Height has value in New York. That goes for high frequency broadcasting even more than for real estate. All the highest buildings bristle with antennas. Topping the beautiful old Chanin Building nearby on 42nd street are two FM broadcast antennas: an ancient six-bay mast of horizontal clover-leafs that once radiated WQXR, the Classical FM station of the New York Times and a new two-bay antenna that is probably the auxiliary for WQXR or some other station.

The need for auxiliary transmitter sites was brought home when nearly all of New York's TV and a third of its FM stations were destroyed in the 9/11 attack. All of them radiated from one big mast on the North Tower. It was the last piece to hit the ground.

The problem still isn't solved. During my trip, major construction was happening on the top of the Conde Nast building, where workers with cranes were raising the new broadcast tower that will carry the signals of FM stations whose transmitters were lost nearly three years ago. The project is taking a long time because the Empire State Building already is overburdened with TV and FM antennas, including new digital HDTV antennas also lost on 9/11. No engineer wants his station's signal shadowed by higher buildings.

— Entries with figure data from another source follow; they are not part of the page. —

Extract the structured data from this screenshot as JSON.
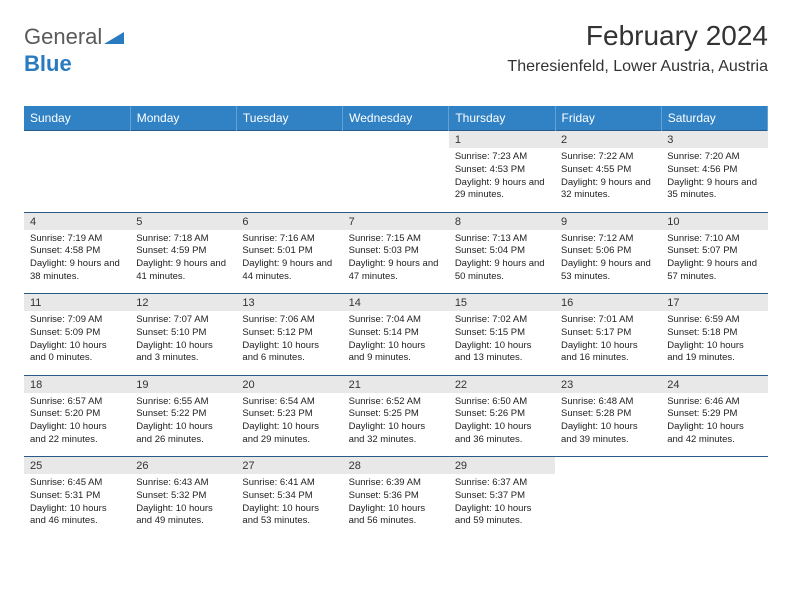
{
  "brand": {
    "part1": "General",
    "part2": "Blue"
  },
  "title": "February 2024",
  "location": "Theresienfeld, Lower Austria, Austria",
  "colors": {
    "header_bg": "#3082c4",
    "header_fg": "#ffffff",
    "daynum_bg": "#e8e8e8",
    "row_divider": "#2a5a85",
    "brand_gray": "#5a5a5a",
    "brand_blue": "#2a7ac0"
  },
  "weekdays": [
    "Sunday",
    "Monday",
    "Tuesday",
    "Wednesday",
    "Thursday",
    "Friday",
    "Saturday"
  ],
  "weeks": [
    [
      null,
      null,
      null,
      null,
      {
        "day": "1",
        "sunrise": "7:23 AM",
        "sunset": "4:53 PM",
        "daylight": "9 hours and 29 minutes."
      },
      {
        "day": "2",
        "sunrise": "7:22 AM",
        "sunset": "4:55 PM",
        "daylight": "9 hours and 32 minutes."
      },
      {
        "day": "3",
        "sunrise": "7:20 AM",
        "sunset": "4:56 PM",
        "daylight": "9 hours and 35 minutes."
      }
    ],
    [
      {
        "day": "4",
        "sunrise": "7:19 AM",
        "sunset": "4:58 PM",
        "daylight": "9 hours and 38 minutes."
      },
      {
        "day": "5",
        "sunrise": "7:18 AM",
        "sunset": "4:59 PM",
        "daylight": "9 hours and 41 minutes."
      },
      {
        "day": "6",
        "sunrise": "7:16 AM",
        "sunset": "5:01 PM",
        "daylight": "9 hours and 44 minutes."
      },
      {
        "day": "7",
        "sunrise": "7:15 AM",
        "sunset": "5:03 PM",
        "daylight": "9 hours and 47 minutes."
      },
      {
        "day": "8",
        "sunrise": "7:13 AM",
        "sunset": "5:04 PM",
        "daylight": "9 hours and 50 minutes."
      },
      {
        "day": "9",
        "sunrise": "7:12 AM",
        "sunset": "5:06 PM",
        "daylight": "9 hours and 53 minutes."
      },
      {
        "day": "10",
        "sunrise": "7:10 AM",
        "sunset": "5:07 PM",
        "daylight": "9 hours and 57 minutes."
      }
    ],
    [
      {
        "day": "11",
        "sunrise": "7:09 AM",
        "sunset": "5:09 PM",
        "daylight": "10 hours and 0 minutes."
      },
      {
        "day": "12",
        "sunrise": "7:07 AM",
        "sunset": "5:10 PM",
        "daylight": "10 hours and 3 minutes."
      },
      {
        "day": "13",
        "sunrise": "7:06 AM",
        "sunset": "5:12 PM",
        "daylight": "10 hours and 6 minutes."
      },
      {
        "day": "14",
        "sunrise": "7:04 AM",
        "sunset": "5:14 PM",
        "daylight": "10 hours and 9 minutes."
      },
      {
        "day": "15",
        "sunrise": "7:02 AM",
        "sunset": "5:15 PM",
        "daylight": "10 hours and 13 minutes."
      },
      {
        "day": "16",
        "sunrise": "7:01 AM",
        "sunset": "5:17 PM",
        "daylight": "10 hours and 16 minutes."
      },
      {
        "day": "17",
        "sunrise": "6:59 AM",
        "sunset": "5:18 PM",
        "daylight": "10 hours and 19 minutes."
      }
    ],
    [
      {
        "day": "18",
        "sunrise": "6:57 AM",
        "sunset": "5:20 PM",
        "daylight": "10 hours and 22 minutes."
      },
      {
        "day": "19",
        "sunrise": "6:55 AM",
        "sunset": "5:22 PM",
        "daylight": "10 hours and 26 minutes."
      },
      {
        "day": "20",
        "sunrise": "6:54 AM",
        "sunset": "5:23 PM",
        "daylight": "10 hours and 29 minutes."
      },
      {
        "day": "21",
        "sunrise": "6:52 AM",
        "sunset": "5:25 PM",
        "daylight": "10 hours and 32 minutes."
      },
      {
        "day": "22",
        "sunrise": "6:50 AM",
        "sunset": "5:26 PM",
        "daylight": "10 hours and 36 minutes."
      },
      {
        "day": "23",
        "sunrise": "6:48 AM",
        "sunset": "5:28 PM",
        "daylight": "10 hours and 39 minutes."
      },
      {
        "day": "24",
        "sunrise": "6:46 AM",
        "sunset": "5:29 PM",
        "daylight": "10 hours and 42 minutes."
      }
    ],
    [
      {
        "day": "25",
        "sunrise": "6:45 AM",
        "sunset": "5:31 PM",
        "daylight": "10 hours and 46 minutes."
      },
      {
        "day": "26",
        "sunrise": "6:43 AM",
        "sunset": "5:32 PM",
        "daylight": "10 hours and 49 minutes."
      },
      {
        "day": "27",
        "sunrise": "6:41 AM",
        "sunset": "5:34 PM",
        "daylight": "10 hours and 53 minutes."
      },
      {
        "day": "28",
        "sunrise": "6:39 AM",
        "sunset": "5:36 PM",
        "daylight": "10 hours and 56 minutes."
      },
      {
        "day": "29",
        "sunrise": "6:37 AM",
        "sunset": "5:37 PM",
        "daylight": "10 hours and 59 minutes."
      },
      null,
      null
    ]
  ],
  "labels": {
    "sunrise": "Sunrise:",
    "sunset": "Sunset:",
    "daylight": "Daylight:"
  }
}
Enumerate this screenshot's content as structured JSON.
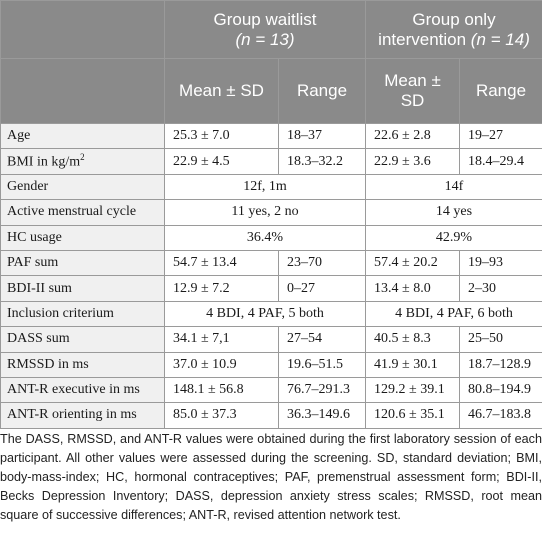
{
  "header": {
    "group1_title": "Group waitlist",
    "group1_n": "(n = 13)",
    "group2_title_line1": "Group only",
    "group2_title_line2": "intervention",
    "group2_n": "(n = 14)",
    "col_mean_sd": "Mean ± SD",
    "col_range": "Range"
  },
  "rows": [
    {
      "label": "Age",
      "g1_mean": "25.3 ± 7.0",
      "g1_range": "18–37",
      "g2_mean": "22.6 ± 2.8",
      "g2_range": "19–27"
    },
    {
      "label": "BMI in kg/m",
      "label_sup": "2",
      "g1_mean": "22.9 ± 4.5",
      "g1_range": "18.3–32.2",
      "g2_mean": "22.9 ± 3.6",
      "g2_range": "18.4–29.4"
    },
    {
      "label": "Gender",
      "g1_merged": "12f, 1m",
      "g2_merged": "14f"
    },
    {
      "label": "Active menstrual cycle",
      "g1_merged": "11 yes, 2 no",
      "g2_merged": "14 yes"
    },
    {
      "label": "HC usage",
      "g1_merged": "36.4%",
      "g2_merged": "42.9%"
    },
    {
      "label": "PAF sum",
      "g1_mean": "54.7 ± 13.4",
      "g1_range": "23–70",
      "g2_mean": "57.4 ± 20.2",
      "g2_range": "19–93"
    },
    {
      "label": "BDI-II sum",
      "g1_mean": "12.9 ± 7.2",
      "g1_range": "0–27",
      "g2_mean": "13.4 ± 8.0",
      "g2_range": "2–30"
    },
    {
      "label": "Inclusion criterium",
      "g1_merged": "4 BDI, 4 PAF, 5 both",
      "g2_merged": "4 BDI, 4 PAF, 6 both"
    },
    {
      "label": "DASS sum",
      "g1_mean": "34.1 ± 7,1",
      "g1_range": "27–54",
      "g2_mean": "40.5 ± 8.3",
      "g2_range": "25–50"
    },
    {
      "label": "RMSSD in ms",
      "g1_mean": "37.0 ± 10.9",
      "g1_range": "19.6–51.5",
      "g2_mean": "41.9 ± 30.1",
      "g2_range": "18.7–128.9"
    },
    {
      "label": "ANT-R executive in ms",
      "g1_mean": "148.1 ± 56.8",
      "g1_range": "76.7–291.3",
      "g2_mean": "129.2 ± 39.1",
      "g2_range": "80.8–194.9"
    },
    {
      "label": "ANT-R orienting in ms",
      "g1_mean": "85.0 ± 37.3",
      "g1_range": "36.3–149.6",
      "g2_mean": "120.6 ± 35.1",
      "g2_range": "46.7–183.8"
    }
  ],
  "footnote": {
    "text": "The DASS, RMSSD, and ANT-R values were obtained during the first laboratory session of each participant. All other values were assessed during the screening. SD, standard deviation; BMI, body-mass-index; HC, hormonal contraceptives; PAF, premenstrual assessment form; BDI-II, Becks Depression Inventory; DASS, depression anxiety stress scales; RMSSD, root mean square of successive differences; ANT-R, revised attention network test."
  }
}
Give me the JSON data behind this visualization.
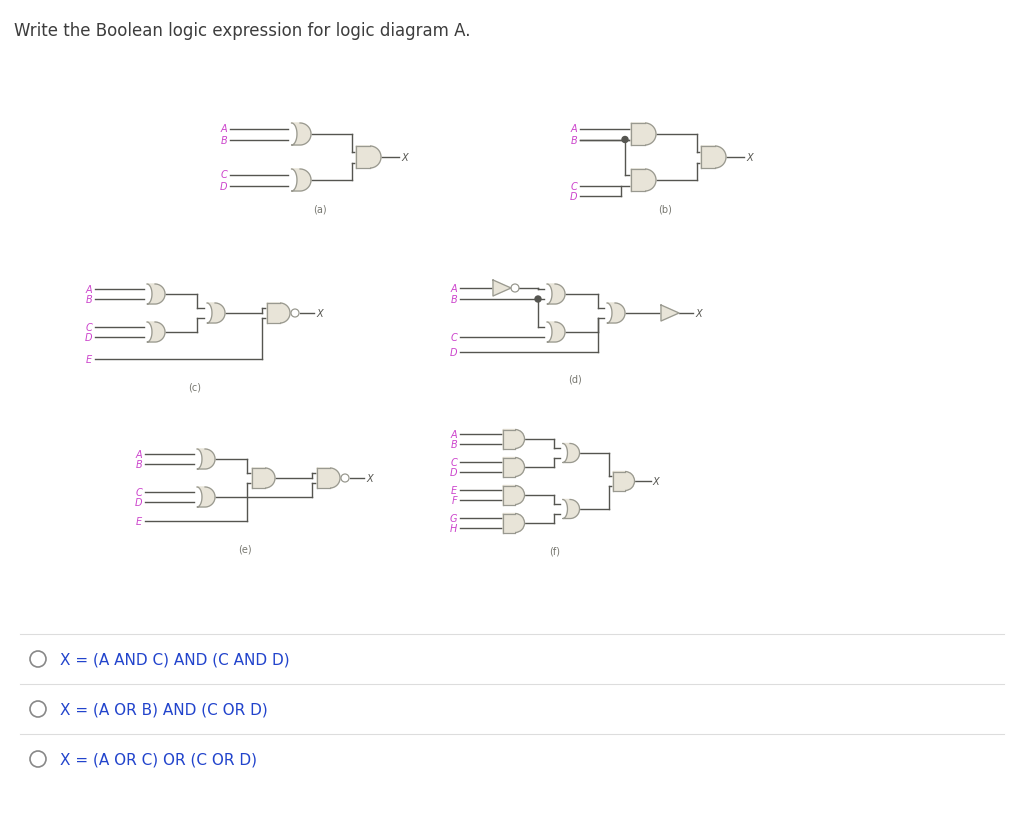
{
  "title": "Write the Boolean logic expression for logic diagram A.",
  "title_color": "#3d3d3d",
  "title_fontsize": 12,
  "label_color": "#cc44cc",
  "label_fontsize": 7,
  "gate_fill": "#e8e4d8",
  "gate_edge": "#999990",
  "line_color": "#555550",
  "wire_lw": 1.0,
  "sublabel_color": "#777770",
  "sublabel_fontsize": 7,
  "answer_color": "#2244cc",
  "answer_fontsize": 11,
  "options": [
    "X = (A AND C) AND (C AND D)",
    "X = (A OR B) AND (C OR D)",
    "X = (A OR C) OR (C OR D)"
  ],
  "divider_color": "#dddddd",
  "bg_color": "#ffffff"
}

The gargantuan cost and effort required to continue serving brute-force analog radio to increasingly disinterested citizens provided an ironic contrast to the grass-roots Wi-Fi movement carried out by those citizens in the streets and parks below.

As an old broadcast engineer and ham radio guy (from waaay back), I couldn't wait to take advantage of Britt's high-rise to see if we could provide Wi-Fi service to Tudor City's park, half a block away. But the results were disappointing. Yes, we could deliver a barely useful signal to one side of the park, but only when Britt hung his Linksys WAP-11 outside the window.

Thus began my acquaintance with the engineering facts of Wi-Fi life. I had to start by throwing much of what I knew about broadcasting out the window.